Diaz de la Portilla — whose brother Alex is a Miami commissioner whom Higgins beat for this same commission seat in 2018 — states in bold letters in one of his most inflammatory fliers: “A Hispanic district should have a Hispanic commissioner.”
It’s a disgusting throwback to the 1980s when Cuban Americans, newcomers to American political life, struggled to get elected — and made ethnic appeals in an effort to connect with newly minted voters.
The practice shouldn’t have a place in modern-day Miami-Dade, where Cubans are the majority Hispanic group and have vast amounts of economic and political power. We can no longer claim to be voiceless or unrepresented.
Pushing ethnic divide
Partisan politics, too, are behind the appeal to drive a wedge between Anglo and Hispanic voters in the community, in what’s supposed to be a non-partisan race.
Unlike most other commissioners, Democrat Higgins rides public transportation and points out “the stark inequalities” and “the prosperity gap” in her district.
A fierce advocate for business owners affected by the long-running Flagler Street rebuilding project, she also stood up for contract workers at Miami International Airport, testifying in Congress about inhumane working conditions and substandard pay.
For the crime of caring about working-class people, Diaz de la Portilla also has cast Higgins as a Communist sympathizer in ads appearing in Spanish-language television.
One ad used during the primary election featured a doctored photo of Higgins wearing a Che Guevara-style beret bearing the label “la compañera,” the comrade.
On her end, “La Gringa” adopted the “When in Rome, do as the Romans do” adage.
She struck back with an ad of her own accusing de la Portilla of being “supported by special interests tied to China and Communist Nicolás Maduro” in Venezuela, which he denied.
It’s as if the race were taking place in Latin America instead of Miami.
Similar rhetoric is being spewed in the mayoral race, cast by Bovo and his supporters as a referendum on the preposterous tenet that, under Democrats, the United States will turn into a Cuba-Venezuela-style socialist nation.
And, in a congressional rematch against incumbent Shalala — who has been stridently anti-Maduro and anti-Bernie Sanders — Salazar, a former journalist, peddles in a widely seen television ad that she arrived in Miami with $5 in her pocket.

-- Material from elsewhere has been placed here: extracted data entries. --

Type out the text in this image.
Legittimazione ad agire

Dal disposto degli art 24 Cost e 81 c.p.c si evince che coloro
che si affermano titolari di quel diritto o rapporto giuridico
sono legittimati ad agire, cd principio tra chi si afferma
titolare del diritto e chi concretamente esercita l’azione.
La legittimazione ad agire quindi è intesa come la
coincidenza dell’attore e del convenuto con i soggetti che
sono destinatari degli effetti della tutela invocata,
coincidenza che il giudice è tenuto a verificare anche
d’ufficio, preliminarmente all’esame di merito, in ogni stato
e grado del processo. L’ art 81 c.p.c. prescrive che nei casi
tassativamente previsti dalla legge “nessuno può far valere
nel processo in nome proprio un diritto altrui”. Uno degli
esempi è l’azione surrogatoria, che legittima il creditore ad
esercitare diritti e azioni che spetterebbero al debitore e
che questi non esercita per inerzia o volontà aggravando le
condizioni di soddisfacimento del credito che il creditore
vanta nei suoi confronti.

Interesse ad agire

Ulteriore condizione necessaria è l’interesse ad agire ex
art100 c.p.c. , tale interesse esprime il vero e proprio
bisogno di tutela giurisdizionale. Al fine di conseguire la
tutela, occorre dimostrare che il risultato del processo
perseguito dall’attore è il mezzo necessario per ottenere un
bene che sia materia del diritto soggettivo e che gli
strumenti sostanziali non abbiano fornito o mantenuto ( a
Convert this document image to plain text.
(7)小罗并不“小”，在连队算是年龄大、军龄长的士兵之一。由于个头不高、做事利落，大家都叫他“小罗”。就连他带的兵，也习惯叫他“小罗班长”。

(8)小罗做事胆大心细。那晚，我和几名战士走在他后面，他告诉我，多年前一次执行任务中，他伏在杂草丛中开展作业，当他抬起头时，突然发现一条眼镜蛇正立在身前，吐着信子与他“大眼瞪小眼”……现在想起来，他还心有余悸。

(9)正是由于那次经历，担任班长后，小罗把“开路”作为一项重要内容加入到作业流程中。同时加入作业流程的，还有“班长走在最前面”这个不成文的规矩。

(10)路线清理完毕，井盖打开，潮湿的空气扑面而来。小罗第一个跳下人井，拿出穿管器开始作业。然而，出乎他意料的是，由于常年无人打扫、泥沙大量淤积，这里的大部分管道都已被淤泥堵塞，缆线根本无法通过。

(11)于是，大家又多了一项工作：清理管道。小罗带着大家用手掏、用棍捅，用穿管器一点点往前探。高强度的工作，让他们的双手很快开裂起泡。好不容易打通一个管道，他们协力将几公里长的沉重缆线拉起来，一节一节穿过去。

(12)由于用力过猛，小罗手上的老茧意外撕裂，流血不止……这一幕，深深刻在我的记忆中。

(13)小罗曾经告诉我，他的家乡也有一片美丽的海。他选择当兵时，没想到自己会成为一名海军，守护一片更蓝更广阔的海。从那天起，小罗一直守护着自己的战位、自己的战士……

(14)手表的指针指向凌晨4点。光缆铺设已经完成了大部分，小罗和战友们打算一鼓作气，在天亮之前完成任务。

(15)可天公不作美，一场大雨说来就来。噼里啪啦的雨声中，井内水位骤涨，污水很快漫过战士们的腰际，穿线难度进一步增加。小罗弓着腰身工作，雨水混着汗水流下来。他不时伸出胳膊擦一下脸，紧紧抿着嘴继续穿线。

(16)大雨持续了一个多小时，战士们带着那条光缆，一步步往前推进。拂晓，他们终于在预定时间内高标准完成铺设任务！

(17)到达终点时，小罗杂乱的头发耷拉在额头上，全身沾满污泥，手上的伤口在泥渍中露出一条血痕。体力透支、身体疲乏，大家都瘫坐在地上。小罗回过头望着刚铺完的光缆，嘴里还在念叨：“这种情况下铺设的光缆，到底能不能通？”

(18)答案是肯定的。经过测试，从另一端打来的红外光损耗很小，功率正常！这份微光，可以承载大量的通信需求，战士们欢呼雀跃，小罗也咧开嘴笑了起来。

Yet, she was born right here in Miami in 1961.
It’s a gratuitous lie to appeal to Cuban Americans.
Many voters aren’t amused.
“I find it offensive that a politician would try to appeal to ethnic-baiting,” said Marta Laura Zayas, a Cuban-American teacher who lives in Little Havana. “They are saying to me that because I am Hispanic, I am not sophisticated enough to discern who the better candidate is based on issues. And it tells me that they believe I am racist. I was taught to appreciate and recognize my roots so that I knew where I came from, and at the same time, to be grateful and respectful of the United States so that I knew where I was going.”
She added: “As a community we should not allow politicians to degrade Hispanics with ads such as these. This type of ad reflects the poor values of those politicians and gives us more reason not to vote for them.”
No, this isn’t our parents’ gullible Miami, where politicians could easily stoke the wound of loss — and win.
Or, where discrimination led us, indeed, to vote Hispanic.
Playing the ethnic card in Miami-Dade these days is what candidates do when they don’t have much of anything else to offer voters.